The thresholds are obtained by interactive experiments.

7 The Future of QC-MDPC-Based Cryptosystems

QcBits provides a way to perform constant-time QC-MDPC decoding, even on platforms with caches. Moreover, decoding in QcBits is much faster than that in previous works. However, the fact that the bit-flipping algorithm is probabilistic can be a security issue. The security proofs in [13, 14] do assume that the KEM is able to decrypt a KEM ciphertext with “overwhelming probability”. As there is no good way to estimate the failure rate for a given QC-MDPC code, the best thing people can do is to run a large number of experiments. QcBits manages to achieve no decoding failures in \(10^{8}\) trials. Indeed, \(10^8\) is not a trivial number, but whether such level of failure rate is enough to keep the system secure remains unclear, not to mention that this is for 80-bit security only. See Sect. 6 for more detailed experimental results on failure rates.

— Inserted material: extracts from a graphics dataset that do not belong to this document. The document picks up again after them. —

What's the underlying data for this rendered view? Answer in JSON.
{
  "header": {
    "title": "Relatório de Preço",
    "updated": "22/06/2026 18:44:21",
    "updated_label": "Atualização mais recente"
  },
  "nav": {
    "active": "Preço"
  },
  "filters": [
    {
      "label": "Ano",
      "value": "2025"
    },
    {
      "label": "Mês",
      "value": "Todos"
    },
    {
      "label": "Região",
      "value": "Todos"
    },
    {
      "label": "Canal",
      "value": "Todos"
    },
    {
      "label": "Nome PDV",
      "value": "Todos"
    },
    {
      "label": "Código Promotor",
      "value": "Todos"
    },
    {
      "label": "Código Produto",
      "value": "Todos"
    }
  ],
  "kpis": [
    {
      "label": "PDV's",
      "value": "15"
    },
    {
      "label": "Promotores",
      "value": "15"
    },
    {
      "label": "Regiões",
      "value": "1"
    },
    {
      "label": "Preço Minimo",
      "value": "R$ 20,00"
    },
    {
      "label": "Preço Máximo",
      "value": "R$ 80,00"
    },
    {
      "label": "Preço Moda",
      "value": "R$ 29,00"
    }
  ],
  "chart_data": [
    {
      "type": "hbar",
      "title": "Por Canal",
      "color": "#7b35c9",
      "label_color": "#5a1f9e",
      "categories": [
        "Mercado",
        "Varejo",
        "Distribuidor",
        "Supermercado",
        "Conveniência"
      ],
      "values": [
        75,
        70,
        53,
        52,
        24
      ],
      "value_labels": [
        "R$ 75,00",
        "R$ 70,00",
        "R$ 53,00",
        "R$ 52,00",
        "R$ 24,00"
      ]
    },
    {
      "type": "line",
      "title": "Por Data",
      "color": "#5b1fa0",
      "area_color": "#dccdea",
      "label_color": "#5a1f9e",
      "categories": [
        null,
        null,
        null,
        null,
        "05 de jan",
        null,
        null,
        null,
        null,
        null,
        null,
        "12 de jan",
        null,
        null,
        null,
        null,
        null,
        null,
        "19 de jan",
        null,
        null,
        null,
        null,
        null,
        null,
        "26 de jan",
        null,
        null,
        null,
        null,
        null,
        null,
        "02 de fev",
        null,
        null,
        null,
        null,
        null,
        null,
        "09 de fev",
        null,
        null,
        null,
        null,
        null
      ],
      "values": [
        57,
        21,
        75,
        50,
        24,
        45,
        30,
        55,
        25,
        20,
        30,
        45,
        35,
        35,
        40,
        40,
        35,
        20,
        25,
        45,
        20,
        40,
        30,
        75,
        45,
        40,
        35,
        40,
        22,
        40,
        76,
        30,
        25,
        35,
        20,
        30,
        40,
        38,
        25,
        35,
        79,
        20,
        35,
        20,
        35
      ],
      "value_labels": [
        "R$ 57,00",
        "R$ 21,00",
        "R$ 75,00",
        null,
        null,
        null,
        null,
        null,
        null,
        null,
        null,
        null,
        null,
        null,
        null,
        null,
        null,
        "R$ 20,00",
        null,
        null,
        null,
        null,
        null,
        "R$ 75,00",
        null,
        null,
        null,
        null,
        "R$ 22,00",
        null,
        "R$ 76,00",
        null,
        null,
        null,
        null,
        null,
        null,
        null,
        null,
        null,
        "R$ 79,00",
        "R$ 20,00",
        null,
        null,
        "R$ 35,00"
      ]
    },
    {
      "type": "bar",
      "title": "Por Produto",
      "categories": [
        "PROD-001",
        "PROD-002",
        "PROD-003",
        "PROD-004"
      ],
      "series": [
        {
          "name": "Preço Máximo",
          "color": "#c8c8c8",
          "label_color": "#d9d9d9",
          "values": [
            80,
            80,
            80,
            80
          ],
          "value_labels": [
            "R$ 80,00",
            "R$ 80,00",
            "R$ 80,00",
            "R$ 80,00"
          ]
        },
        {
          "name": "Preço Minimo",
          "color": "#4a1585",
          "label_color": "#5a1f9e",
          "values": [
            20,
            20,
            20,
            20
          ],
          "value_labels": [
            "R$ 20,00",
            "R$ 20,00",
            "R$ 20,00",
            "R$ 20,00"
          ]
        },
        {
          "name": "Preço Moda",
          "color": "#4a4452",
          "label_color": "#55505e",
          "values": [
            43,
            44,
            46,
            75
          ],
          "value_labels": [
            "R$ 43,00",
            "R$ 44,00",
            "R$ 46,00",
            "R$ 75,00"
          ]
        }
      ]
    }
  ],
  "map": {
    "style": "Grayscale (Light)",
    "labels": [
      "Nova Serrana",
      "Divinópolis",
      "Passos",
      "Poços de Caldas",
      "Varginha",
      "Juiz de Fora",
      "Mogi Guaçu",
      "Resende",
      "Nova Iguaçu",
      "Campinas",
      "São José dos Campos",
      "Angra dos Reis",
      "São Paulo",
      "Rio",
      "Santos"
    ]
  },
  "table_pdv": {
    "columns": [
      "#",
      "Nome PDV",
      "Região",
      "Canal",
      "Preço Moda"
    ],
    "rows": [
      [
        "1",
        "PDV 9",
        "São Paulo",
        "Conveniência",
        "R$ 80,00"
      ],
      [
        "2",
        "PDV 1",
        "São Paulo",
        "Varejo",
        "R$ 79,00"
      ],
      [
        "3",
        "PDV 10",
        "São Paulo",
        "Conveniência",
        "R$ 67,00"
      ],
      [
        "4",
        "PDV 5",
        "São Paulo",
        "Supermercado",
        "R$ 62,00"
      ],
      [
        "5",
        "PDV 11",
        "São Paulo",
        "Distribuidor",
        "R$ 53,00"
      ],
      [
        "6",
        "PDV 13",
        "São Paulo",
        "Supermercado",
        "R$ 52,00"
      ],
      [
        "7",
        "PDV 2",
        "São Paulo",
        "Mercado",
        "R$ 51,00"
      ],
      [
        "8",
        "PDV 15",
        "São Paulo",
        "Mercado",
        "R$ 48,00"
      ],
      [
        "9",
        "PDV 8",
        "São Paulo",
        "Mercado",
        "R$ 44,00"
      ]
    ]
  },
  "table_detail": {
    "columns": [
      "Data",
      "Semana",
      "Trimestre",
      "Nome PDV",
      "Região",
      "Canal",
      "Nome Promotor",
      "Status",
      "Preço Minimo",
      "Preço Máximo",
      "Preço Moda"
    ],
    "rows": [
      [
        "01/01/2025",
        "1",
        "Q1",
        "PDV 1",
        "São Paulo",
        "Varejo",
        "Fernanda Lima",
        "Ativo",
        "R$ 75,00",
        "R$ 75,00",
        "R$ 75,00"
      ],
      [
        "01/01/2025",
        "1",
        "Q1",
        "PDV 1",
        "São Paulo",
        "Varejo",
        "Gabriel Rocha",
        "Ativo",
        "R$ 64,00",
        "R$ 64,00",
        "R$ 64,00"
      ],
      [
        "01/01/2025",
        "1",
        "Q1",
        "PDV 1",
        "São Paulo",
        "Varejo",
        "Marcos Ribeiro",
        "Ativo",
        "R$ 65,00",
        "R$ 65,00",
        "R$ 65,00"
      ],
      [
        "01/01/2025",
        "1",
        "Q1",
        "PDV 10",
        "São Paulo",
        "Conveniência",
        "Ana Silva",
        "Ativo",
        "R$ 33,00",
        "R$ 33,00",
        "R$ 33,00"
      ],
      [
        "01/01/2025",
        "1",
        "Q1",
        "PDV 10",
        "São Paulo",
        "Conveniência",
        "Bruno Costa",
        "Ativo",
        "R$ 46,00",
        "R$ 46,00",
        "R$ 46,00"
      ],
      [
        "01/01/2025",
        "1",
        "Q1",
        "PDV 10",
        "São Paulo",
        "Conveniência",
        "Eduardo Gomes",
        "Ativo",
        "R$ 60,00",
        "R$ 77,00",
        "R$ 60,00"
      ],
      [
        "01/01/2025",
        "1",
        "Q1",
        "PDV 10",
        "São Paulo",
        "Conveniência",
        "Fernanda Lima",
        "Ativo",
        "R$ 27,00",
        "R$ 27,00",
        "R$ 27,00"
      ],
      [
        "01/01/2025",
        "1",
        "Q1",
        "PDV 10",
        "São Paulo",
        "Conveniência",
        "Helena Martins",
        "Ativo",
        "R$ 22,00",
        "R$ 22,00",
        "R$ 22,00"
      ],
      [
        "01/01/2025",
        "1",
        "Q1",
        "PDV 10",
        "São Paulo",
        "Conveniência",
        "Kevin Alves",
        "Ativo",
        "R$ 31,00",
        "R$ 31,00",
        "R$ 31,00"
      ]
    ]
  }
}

One can probably mitigate the problem by reducing the failure rate. This may be achieved by improving decoding algorithms or designing better parameter sets. However, a more fundamental problem that has not been answered is how low the failure rate should be in order to be secure.

Another probably less serious problem is that QcBits and all previous implementation papers [4, 5, 7, 9, 11] force the parity check matrix H to have equal weights in \(H^{(0)}\) and \(H^{(1)}\), which is not the same as what was described in [3]. QcBits restricts the key space in this way to reduce the failure rate. Of course, one can argue that even if the key space is not restricted, for a very high probability \(H^{(0)}\) and \(H^{(1)}\) would still have the same weight. However, such an argument is valid only if the adversary can only target one system. For an adversary who aims to break one out of many systems, it is still unclear whether such restriction affects the security. Hopefully researchers will spend time on this problem also.